Sonechand's latest scam is for "Janta ("people's") Homes: Your Own House for 100 Rupees"—aimed at the city's homeless poor. Raj is willing to cheat the wealthy, but balks at this new scheme; however his partner threatens to expose his past swindles if he doesn't cooperate. The new company is launched and the poor are thrilled and manage somehow to assemble the required cash, collectively amassing a vast fortune which they hand over to Raj. They anxiously await the groundbreaking of a "new Bombay" of low-cost housing, but Sonechand's plan is to divide the money with Raj and flee. Maya has a still better idea: that she and Raj cheat Sonechand too, and escape India with the entire fortune. As always, Raj seems ready to cooperate....but with whom?

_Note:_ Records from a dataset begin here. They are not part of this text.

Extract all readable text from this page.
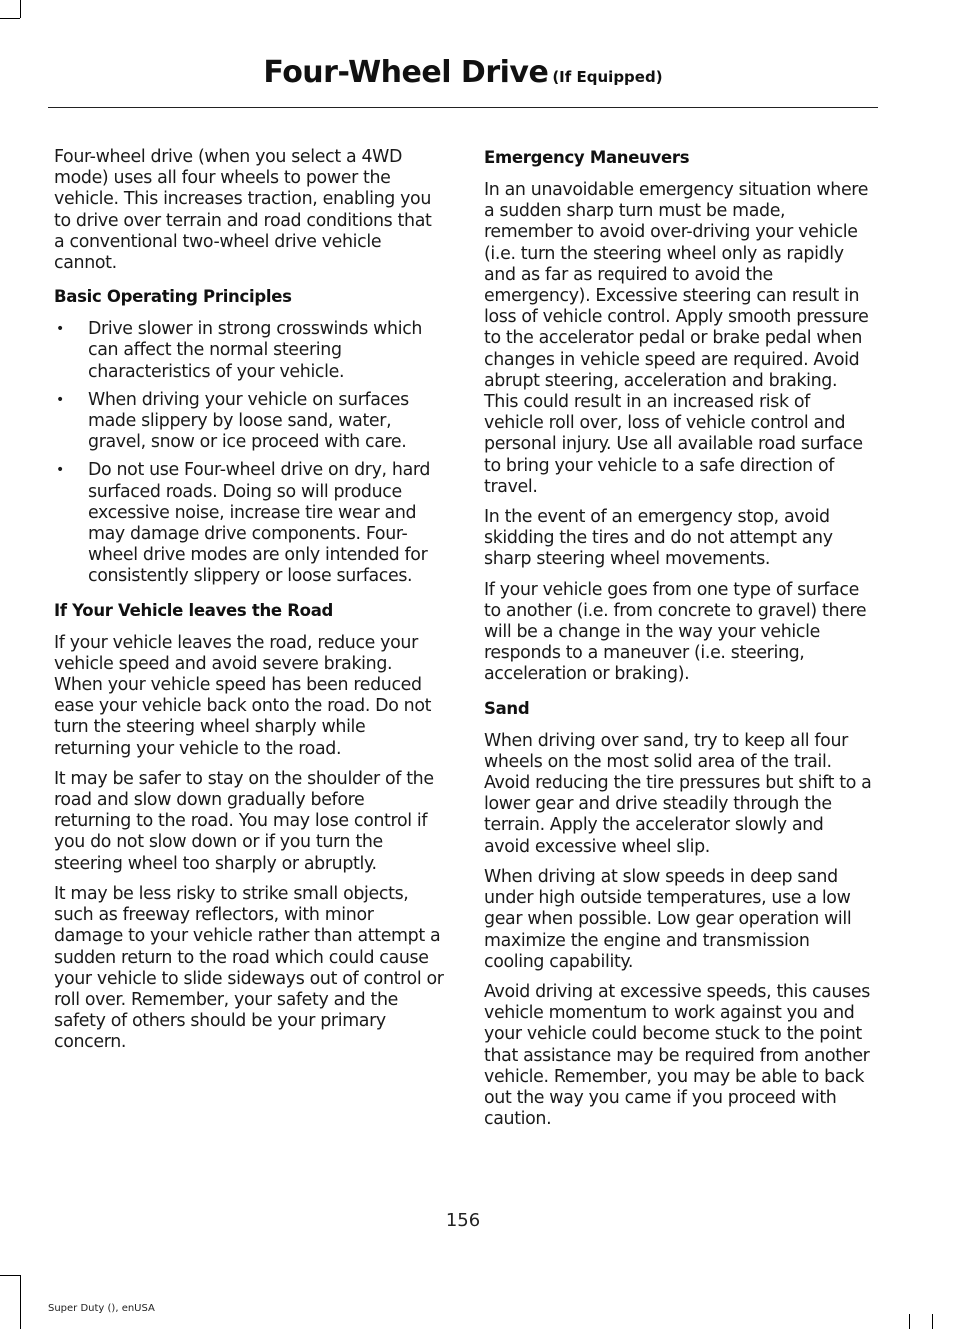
Four-Wheel Drive (If Equipped)

Four-wheel drive (when you select a 4WD mode) uses all four wheels to power the vehicle. This increases traction, enabling you to drive over terrain and road conditions that a conventional two-wheel drive vehicle cannot.

Basic Operating Principles
• Drive slower in strong crosswinds which can affect the normal steering characteristics of your vehicle.
• When driving your vehicle on surfaces made slippery by loose sand, water, gravel, snow or ice proceed with care.
• Do not use Four-wheel drive on dry, hard surfaced roads. Doing so will produce excessive noise, increase tire wear and may damage drive components. Four-wheel drive modes are only intended for consistently slippery or loose surfaces.
If Your Vehicle leaves the Road

If your vehicle leaves the road, reduce your vehicle speed and avoid severe braking. When your vehicle speed has been reduced ease your vehicle back onto the road. Do not turn the steering wheel sharply while returning your vehicle to the road.

It may be safer to stay on the shoulder of the road and slow down gradually before returning to the road. You may lose control if you do not slow down or if you turn the steering wheel too sharply or abruptly.

It may be less risky to strike small objects, such as freeway reflectors, with minor damage to your vehicle rather than attempt a sudden return to the road which could cause your vehicle to slide sideways out of control or roll over. Remember, your safety and the safety of others should be your primary concern.

Emergency Maneuvers

In an unavoidable emergency situation where a sudden sharp turn must be made, remember to avoid over-driving your vehicle (i.e. turn the steering wheel only as rapidly and as far as required to avoid the emergency). Excessive steering can result in loss of vehicle control. Apply smooth pressure to the accelerator pedal or brake pedal when changes in vehicle speed are required. Avoid abrupt steering, acceleration and braking. This could result in an increased risk of vehicle roll over, loss of vehicle control and personal injury. Use all available road surface to bring your vehicle to a safe direction of travel.

In the event of an emergency stop, avoid skidding the tires and do not attempt any sharp steering wheel movements.

If your vehicle goes from one type of surface to another (i.e. from concrete to gravel) there will be a change in the way your vehicle responds to a maneuver (i.e. steering, acceleration or braking).

Sand

When driving over sand, try to keep all four wheels on the most solid area of the trail. Avoid reducing the tire pressures but shift to a lower gear and drive steadily through the terrain. Apply the accelerator slowly and avoid excessive wheel slip.

When driving at slow speeds in deep sand under high outside temperatures, use a low gear when possible. Low gear operation will maximize the engine and transmission cooling capability.

Avoid driving at excessive speeds, this causes vehicle momentum to work against you and your vehicle could become stuck to the point that assistance may be required from another vehicle. Remember, you may be able to back out the way you came if you proceed with caution.

156
Super Duty (), enUSA
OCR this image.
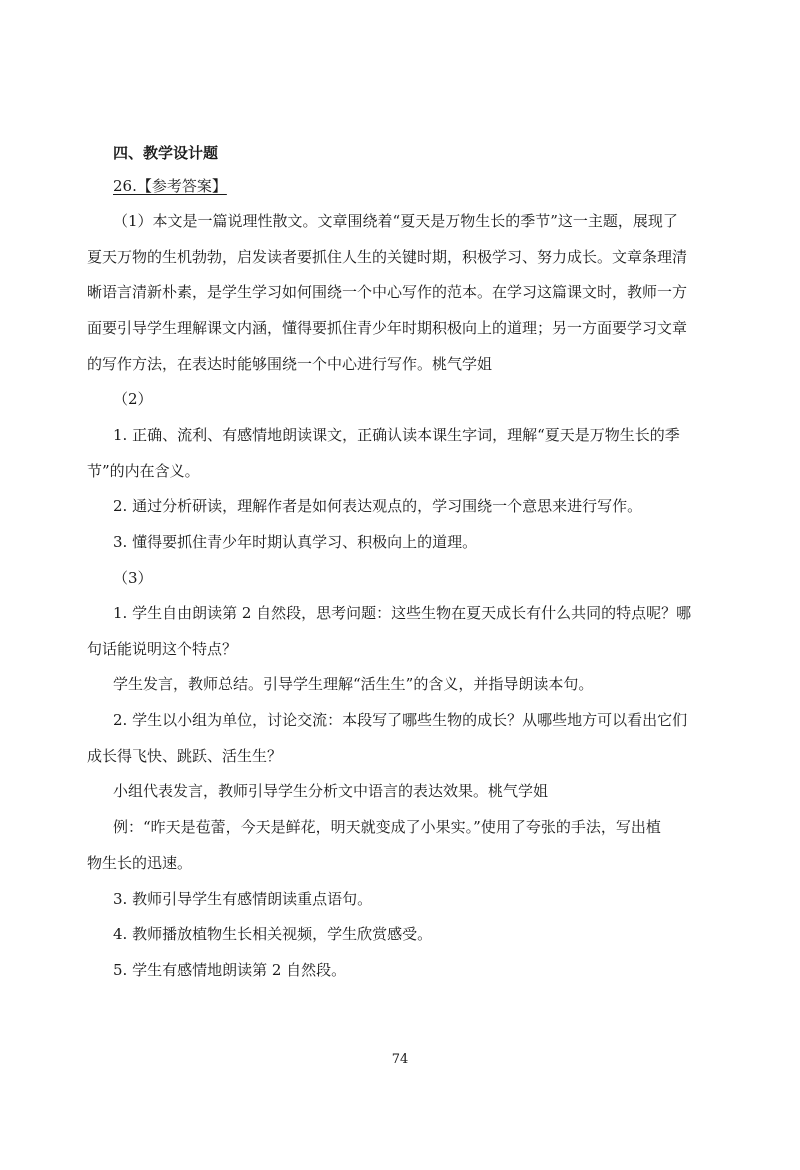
四、教学设计题
26.【参考答案】
（1）本文是一篇说理性散文。文章围绕着“夏天是万物生长的季节”这一主题，展现了
夏天万物的生机勃勃，启发读者要抓住人生的关键时期，积极学习、努力成长。文章条理清
晰语言清新朴素，是学生学习如何围绕一个中心写作的范本。在学习这篇课文时，教师一方
面要引导学生理解课文内涵，懂得要抓住青少年时期积极向上的道理；另一方面要学习文章
的写作方法，在表达时能够围绕一个中心进行写作。桃气学姐
（2）
1. 正确、流利、有感情地朗读课文，正确认读本课生字词，理解“夏天是万物生长的季
节”的内在含义。
2. 通过分析研读，理解作者是如何表达观点的，学习围绕一个意思来进行写作。
3. 懂得要抓住青少年时期认真学习、积极向上的道理。
（3）
1. 学生自由朗读第 2 自然段，思考问题：这些生物在夏天成长有什么共同的特点呢？哪
句话能说明这个特点？
学生发言，教师总结。引导学生理解“活生生”的含义，并指导朗读本句。
2. 学生以小组为单位，讨论交流：本段写了哪些生物的成长？从哪些地方可以看出它们
成长得飞快、跳跃、活生生？
小组代表发言，教师引导学生分析文中语言的表达效果。桃气学姐
例：“昨天是苞蕾，今天是鲜花，明天就变成了小果实。”使用了夸张的手法，写出植
物生长的迅速。
3. 教师引导学生有感情朗读重点语句。
4. 教师播放植物生长相关视频，学生欣赏感受。
5. 学生有感情地朗读第 2 自然段。
74
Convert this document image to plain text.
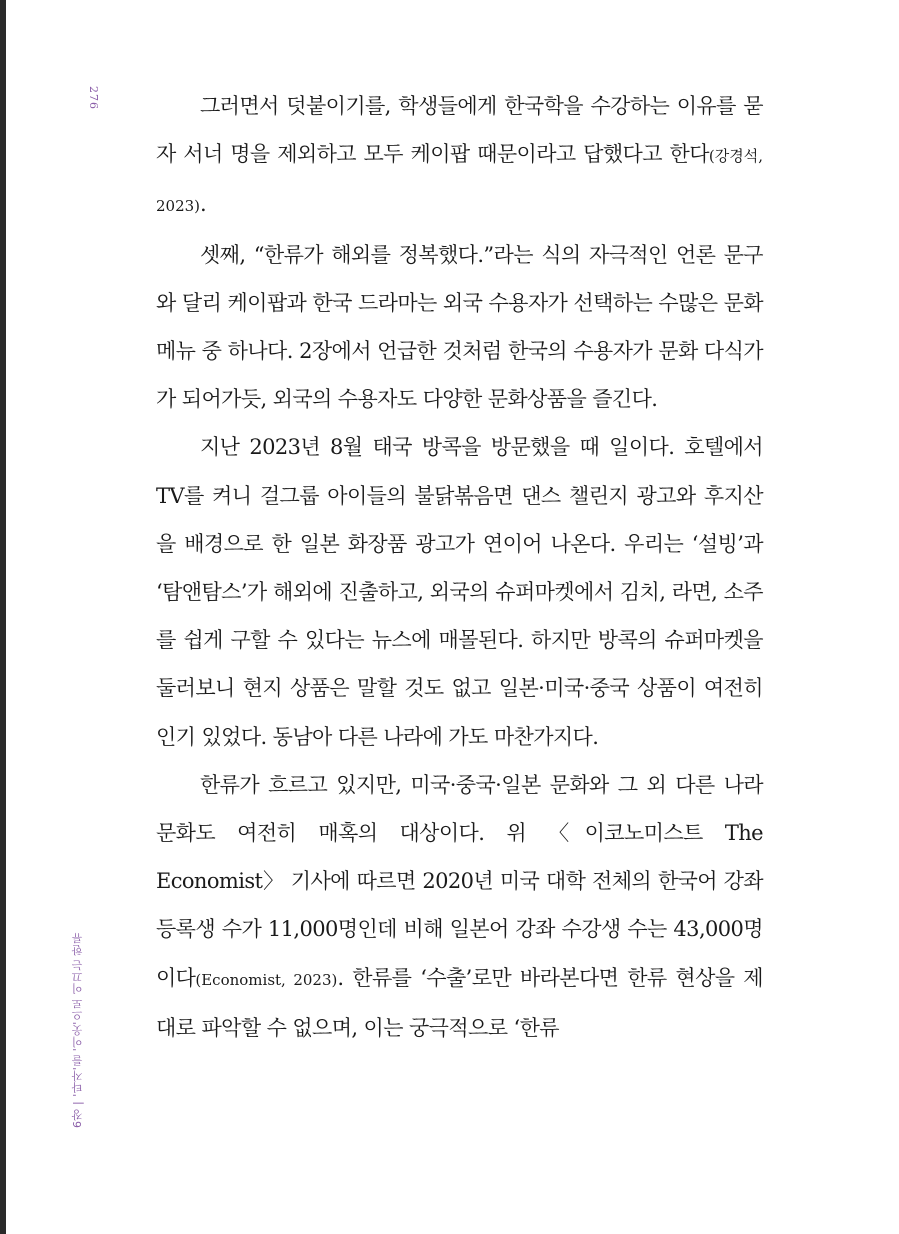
276
6장 | '타자'를 '이웃'으로 이끄는 한류

그러면서 덧붙이기를, 학생들에게 한국학을 수강하는 이유를 묻자 서너 명을 제외하고 모두 케이팝 때문이라고 답했다고 한다(강경석, 2023).

셋째, “한류가 해외를 정복했다.”라는 식의 자극적인 언론 문구와 달리 케이팝과 한국 드라마는 외국 수용자가 선택하는 수많은 문화 메뉴 중 하나다. 2장에서 언급한 것처럼 한국의 수용자가 문화 다식가가 되어가듯, 외국의 수용자도 다양한 문화상품을 즐긴다.

지난 2023년 8월 태국 방콕을 방문했을 때 일이다. 호텔에서 TV를 켜니 걸그룹 아이들의 불닭볶음면 댄스 챌린지 광고와 후지산을 배경으로 한 일본 화장품 광고가 연이어 나온다. 우리는 ‘설빙’과 ‘탐앤탐스’가 해외에 진출하고, 외국의 슈퍼마켓에서 김치, 라면, 소주를 쉽게 구할 수 있다는 뉴스에 매몰된다. 하지만 방콕의 슈퍼마켓을 둘러보니 현지 상품은 말할 것도 없고 일본·미국·중국 상품이 여전히 인기 있었다. 동남아 다른 나라에 가도 마찬가지다.

한류가 흐르고 있지만, 미국·중국·일본 문화와 그 외 다른 나라 문화도 여전히 매혹의 대상이다. 위 〈이코노미스트 The Economist〉 기사에 따르면 2020년 미국 대학 전체의 한국어 강좌 등록생 수가 11,000명인데 비해 일본어 강좌 수강생 수는 43,000명이다(Economist, 2023). 한류를 ‘수출’로만 바라본다면 한류 현상을 제대로 파악할 수 없으며, 이는 궁극적으로 ‘한류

Tightly constructed and with brilliant songs, SHRI 420 manages at once to epitomize the optimism of the early Nehru era, to anticipate the growing disillusionment of unemployed youths, and to portray the endemic corruption of a so-called “mixed socialist-capitalist” economy; one extraordinary scene on Chowpatty Beach (seen with hindsight) even anticipates the lure of Hindutva-style rightist politicians. As an often-whimsical parable of Indian modernity, the film bears comparison with Charles Chaplin’s Modern Times(1936); indeed the opening and closing sequences present striking parallels as well as telling differences. Like Chaplin's a-social Everyman, Kapoor's Raju starts out on the road before venturing into a series of adventures in an urban dystopia, which he eventually flees to take to the road again. Kapoor's chosen Deccan landscape even looks a lot like the California hills of Chaplin's final shots. But whereas Chaplin's wilderness suggests the untamed and protean American West, from which the classic Western hero emerges and to which he ultimately returns, Kapoor's rural landscape in the opening sequence is marked with the classic visual tropes of Indian "tradition" and rusticity: cobras, village belles, gypsies, maharajas, elephants. This is the world that Raju leaves behind (entering Bombay, significantly, under the transnational emblem of a Coca-Cola signboard), and there is no returning to it. Chaplin's hero ultimately gets his girl, but she too must leave the blighted city with him for the uncertain future of the open road. Raju's effort to walk off into the sunrise is thwarted by the loving arms of Vidya, which pull him back into a now-utopianized urbanscape — a Nehruvian planned city of affordable (if drab) "people's housing" — and into the implied responsibilities of the inevitable "householder" (grihastha) stage of Hindu life.
Raj Kapoor (1924-88) is considered one of the greatest showmen of the "golden age" of Bombay musicals, and one of Bollywood's first megastars: producer and director, as well as star, of a string of box office hits. The son of Prithviraj Kapoor (who acted on stage and in films and played the Emperor Akbar in Mughal-e-Azam), he had his first role at age 11, then worked as a clapper-boy at Bombay Talkies Ltd. In 1948, he set up his own company, RK Films, and eventually brought his younger brothers Shammi and Shashi, and his son Rishi and niece Karishma into the business. Shri 420 and several other Kapoor films were also smash hits throughout the Soviet Union and the Middle East, and the director was lionized during a Soviet tour.